Freeways, telephones, satellites, Wi-Fi, radio and television each provide means by which the everyday city flows and composes itself. This new open-ended infrastructure doesn’t dictate its form in concrete, but still has an immense impact on the life and consciousness of the city. While privately operated wireless infrastructure has had positive implications for individual freedom, allowing new opportunities for citizens to form their own connections to their surrounding community, it also exposes a troubling sovereignty now afforded corporations in the planning of American cities. Privatized infrastructure is becoming increasingly prevalent while civil institutions are declared obsolete. The privatization of governance through private police forces, prisons, school districts, and toll roads, all lead us toward a city further divided along economic lines and lacking a cohesive means of ensuring equal access. Under this private mantle urban development decisions more closely match the exchanges used in business: market share and price point find their relationship not with the public, but with other, competing infrastructures. Amortization of costs becomes part of the thought process, and those who do not fit a prescribed buying demographic are suddenly no longer part of the equation.
There is widespread faith today in the ability of the market to respond to our needs, making the activities of government seem almost irrelevant in comparison. However, as Gerald Frug has noted, there is a measurable difference between how a consumer acts individually (seeking the cheapest price for the largest return) versus how they will act when voting on government measures that can benefit the many. [14] The individual will often put the needs of society and the less fortunate ahead of his own when casting a vote for initiatives like school bonds or street maintenance. The citizen/shopper in a market system, by contrast, will only look out for his pocketbook interests, at the expense of a larger urban vision.

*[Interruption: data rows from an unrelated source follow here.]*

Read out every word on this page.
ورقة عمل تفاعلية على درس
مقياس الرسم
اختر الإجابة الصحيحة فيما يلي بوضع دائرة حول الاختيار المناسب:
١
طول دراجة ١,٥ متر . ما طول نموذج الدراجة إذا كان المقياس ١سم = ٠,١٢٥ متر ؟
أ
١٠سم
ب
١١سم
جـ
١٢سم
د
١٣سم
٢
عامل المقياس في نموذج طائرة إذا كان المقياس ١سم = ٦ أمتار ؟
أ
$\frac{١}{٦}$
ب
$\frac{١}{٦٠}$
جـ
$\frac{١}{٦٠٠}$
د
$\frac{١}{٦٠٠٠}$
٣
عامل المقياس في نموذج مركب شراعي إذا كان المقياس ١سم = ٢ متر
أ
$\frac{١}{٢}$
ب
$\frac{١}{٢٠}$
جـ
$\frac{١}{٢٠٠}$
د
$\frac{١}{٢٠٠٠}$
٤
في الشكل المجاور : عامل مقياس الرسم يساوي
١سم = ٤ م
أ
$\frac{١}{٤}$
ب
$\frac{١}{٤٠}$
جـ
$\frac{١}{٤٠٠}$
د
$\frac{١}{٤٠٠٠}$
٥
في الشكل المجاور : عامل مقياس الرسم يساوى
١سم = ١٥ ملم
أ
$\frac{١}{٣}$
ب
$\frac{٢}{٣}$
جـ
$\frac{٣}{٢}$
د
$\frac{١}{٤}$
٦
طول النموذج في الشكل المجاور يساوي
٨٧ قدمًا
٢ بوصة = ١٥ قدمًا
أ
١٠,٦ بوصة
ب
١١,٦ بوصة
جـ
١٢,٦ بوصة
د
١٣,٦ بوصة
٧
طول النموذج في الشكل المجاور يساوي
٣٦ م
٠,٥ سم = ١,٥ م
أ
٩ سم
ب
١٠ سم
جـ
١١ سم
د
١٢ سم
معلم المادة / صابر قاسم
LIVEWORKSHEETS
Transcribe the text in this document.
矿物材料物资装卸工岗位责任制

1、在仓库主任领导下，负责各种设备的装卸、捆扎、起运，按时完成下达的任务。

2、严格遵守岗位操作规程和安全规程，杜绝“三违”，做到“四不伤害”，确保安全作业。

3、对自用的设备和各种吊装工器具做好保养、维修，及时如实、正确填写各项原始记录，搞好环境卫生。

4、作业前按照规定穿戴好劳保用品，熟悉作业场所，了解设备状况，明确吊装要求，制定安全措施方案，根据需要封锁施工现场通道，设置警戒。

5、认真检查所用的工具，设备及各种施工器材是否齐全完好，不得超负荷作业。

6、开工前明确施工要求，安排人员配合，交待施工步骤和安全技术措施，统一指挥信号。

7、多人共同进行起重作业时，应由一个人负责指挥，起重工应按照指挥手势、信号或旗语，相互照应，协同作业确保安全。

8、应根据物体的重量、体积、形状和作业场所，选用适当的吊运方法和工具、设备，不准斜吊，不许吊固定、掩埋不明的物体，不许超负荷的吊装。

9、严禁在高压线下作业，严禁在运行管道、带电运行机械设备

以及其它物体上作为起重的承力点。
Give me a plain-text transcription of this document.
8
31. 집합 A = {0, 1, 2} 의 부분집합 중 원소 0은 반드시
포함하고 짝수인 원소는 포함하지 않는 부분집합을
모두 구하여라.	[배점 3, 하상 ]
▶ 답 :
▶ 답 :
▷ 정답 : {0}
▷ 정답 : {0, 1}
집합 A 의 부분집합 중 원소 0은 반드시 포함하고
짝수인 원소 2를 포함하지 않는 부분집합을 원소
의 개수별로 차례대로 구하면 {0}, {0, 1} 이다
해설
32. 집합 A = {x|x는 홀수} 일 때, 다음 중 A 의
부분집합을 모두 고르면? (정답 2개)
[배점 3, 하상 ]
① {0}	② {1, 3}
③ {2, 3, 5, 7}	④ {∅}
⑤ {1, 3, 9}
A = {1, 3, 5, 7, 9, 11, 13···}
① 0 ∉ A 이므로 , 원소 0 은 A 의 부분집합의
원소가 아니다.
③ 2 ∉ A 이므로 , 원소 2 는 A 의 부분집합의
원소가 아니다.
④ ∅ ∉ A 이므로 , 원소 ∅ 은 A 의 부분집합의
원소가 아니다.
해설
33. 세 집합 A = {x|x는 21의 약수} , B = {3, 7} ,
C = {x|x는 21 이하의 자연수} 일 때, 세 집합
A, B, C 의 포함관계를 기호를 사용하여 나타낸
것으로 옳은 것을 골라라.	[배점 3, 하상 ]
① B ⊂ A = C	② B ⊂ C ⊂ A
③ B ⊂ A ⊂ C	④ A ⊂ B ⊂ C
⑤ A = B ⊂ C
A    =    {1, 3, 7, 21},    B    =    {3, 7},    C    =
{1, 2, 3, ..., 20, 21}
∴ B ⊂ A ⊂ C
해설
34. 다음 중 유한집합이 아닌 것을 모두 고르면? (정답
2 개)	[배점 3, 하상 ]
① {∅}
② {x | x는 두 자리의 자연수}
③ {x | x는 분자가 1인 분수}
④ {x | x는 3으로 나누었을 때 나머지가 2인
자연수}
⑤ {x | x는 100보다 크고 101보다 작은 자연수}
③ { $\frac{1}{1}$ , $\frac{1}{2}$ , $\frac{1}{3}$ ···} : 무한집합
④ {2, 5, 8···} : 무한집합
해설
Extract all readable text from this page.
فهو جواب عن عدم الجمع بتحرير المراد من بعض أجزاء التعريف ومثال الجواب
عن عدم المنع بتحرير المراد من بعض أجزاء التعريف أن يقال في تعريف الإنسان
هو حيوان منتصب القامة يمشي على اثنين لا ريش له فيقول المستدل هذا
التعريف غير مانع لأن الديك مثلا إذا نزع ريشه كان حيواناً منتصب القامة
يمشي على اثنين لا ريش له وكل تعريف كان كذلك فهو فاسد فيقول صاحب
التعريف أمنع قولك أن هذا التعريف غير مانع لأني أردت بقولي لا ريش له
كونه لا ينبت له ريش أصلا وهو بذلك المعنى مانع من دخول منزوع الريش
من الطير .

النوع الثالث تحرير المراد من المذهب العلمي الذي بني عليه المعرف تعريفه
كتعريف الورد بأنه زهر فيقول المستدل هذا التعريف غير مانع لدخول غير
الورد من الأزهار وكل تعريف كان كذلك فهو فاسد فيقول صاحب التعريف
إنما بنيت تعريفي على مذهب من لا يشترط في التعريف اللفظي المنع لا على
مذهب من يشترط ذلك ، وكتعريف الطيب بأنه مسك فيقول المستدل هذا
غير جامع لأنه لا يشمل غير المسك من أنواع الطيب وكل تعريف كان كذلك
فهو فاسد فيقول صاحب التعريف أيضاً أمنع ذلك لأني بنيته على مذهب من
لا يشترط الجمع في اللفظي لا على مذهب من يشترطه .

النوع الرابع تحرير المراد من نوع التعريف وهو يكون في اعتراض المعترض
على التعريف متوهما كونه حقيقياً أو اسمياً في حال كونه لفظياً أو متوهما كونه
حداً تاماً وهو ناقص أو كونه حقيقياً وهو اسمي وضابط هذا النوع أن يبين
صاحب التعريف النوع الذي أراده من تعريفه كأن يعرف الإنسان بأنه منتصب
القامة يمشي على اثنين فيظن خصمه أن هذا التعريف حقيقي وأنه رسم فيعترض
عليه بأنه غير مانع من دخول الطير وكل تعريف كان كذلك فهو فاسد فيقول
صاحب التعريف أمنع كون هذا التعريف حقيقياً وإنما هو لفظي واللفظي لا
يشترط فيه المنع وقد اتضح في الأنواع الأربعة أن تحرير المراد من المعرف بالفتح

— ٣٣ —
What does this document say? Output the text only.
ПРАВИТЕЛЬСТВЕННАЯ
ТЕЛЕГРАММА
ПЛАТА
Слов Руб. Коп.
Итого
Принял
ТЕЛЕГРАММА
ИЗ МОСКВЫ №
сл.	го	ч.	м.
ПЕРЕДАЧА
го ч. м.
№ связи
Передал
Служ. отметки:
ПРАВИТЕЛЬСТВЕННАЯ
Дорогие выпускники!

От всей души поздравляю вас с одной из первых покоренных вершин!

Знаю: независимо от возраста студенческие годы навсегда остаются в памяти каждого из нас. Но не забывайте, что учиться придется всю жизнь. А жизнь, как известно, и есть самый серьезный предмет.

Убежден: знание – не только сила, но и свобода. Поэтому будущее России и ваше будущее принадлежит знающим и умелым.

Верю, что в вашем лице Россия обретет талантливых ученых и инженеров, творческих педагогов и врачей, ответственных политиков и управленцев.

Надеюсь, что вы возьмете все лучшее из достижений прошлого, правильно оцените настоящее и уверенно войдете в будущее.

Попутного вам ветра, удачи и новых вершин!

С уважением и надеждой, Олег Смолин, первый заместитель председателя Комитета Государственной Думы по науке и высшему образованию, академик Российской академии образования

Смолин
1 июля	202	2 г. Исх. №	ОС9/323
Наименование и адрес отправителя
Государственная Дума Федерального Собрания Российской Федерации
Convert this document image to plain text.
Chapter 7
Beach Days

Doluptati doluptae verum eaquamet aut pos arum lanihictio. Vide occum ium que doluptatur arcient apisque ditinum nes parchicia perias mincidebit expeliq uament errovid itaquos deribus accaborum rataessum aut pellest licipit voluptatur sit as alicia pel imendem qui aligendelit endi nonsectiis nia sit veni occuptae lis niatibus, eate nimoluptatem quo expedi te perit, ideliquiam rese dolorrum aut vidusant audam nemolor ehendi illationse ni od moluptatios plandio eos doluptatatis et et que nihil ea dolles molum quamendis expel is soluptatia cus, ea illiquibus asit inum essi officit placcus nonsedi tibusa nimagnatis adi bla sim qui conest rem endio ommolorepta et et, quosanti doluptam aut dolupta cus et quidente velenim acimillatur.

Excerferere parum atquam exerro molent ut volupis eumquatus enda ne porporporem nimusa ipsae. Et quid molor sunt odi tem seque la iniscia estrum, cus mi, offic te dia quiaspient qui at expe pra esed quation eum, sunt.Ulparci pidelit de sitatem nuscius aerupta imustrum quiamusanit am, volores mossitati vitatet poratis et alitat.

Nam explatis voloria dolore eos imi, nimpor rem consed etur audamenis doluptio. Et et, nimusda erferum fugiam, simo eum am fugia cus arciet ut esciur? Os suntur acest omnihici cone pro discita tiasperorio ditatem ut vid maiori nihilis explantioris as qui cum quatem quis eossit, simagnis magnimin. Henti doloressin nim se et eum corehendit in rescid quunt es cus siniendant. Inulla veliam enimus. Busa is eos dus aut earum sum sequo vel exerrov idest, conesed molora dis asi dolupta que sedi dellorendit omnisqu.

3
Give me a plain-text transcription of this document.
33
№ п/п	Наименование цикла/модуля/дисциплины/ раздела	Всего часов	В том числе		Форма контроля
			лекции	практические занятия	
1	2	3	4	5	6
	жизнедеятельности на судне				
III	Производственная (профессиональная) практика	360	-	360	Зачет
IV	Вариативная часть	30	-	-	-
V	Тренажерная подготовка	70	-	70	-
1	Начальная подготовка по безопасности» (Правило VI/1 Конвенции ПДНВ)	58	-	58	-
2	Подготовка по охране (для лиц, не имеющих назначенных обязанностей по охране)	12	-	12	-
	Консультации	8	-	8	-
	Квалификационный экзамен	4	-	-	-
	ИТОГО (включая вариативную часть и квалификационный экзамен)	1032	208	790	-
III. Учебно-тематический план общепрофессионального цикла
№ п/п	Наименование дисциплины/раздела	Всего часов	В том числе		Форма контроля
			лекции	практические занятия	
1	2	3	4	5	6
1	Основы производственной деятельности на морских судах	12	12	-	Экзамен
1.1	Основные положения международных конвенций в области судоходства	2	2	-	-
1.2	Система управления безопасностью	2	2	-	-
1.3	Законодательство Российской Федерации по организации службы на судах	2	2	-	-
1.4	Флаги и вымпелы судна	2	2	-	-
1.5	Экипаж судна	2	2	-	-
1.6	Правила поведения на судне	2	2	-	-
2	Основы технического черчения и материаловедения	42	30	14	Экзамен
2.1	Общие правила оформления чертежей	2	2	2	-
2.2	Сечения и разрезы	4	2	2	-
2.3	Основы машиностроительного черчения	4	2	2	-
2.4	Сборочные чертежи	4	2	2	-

Fragmented and dispersed, the mega-city must come to grips with the new reality of mobile and malleable infrastructures. It has no choice but to compete with private networks. If we are to continue the development of a privatized infrastructure, we must find ways of reactivating the operative logic of the “the greater good” within the new, privatized economic regime. Like cellular networks themselves, today’s cities must form connections beyond their distinct geographic boundaries, carving new systems of interaction and collective space on a regional scale. Only in a borderless, regionally scaled city plan organized by purpose rather than geographical boundaries, can the public realm hope to compete with the smooth surfaces of corporate control.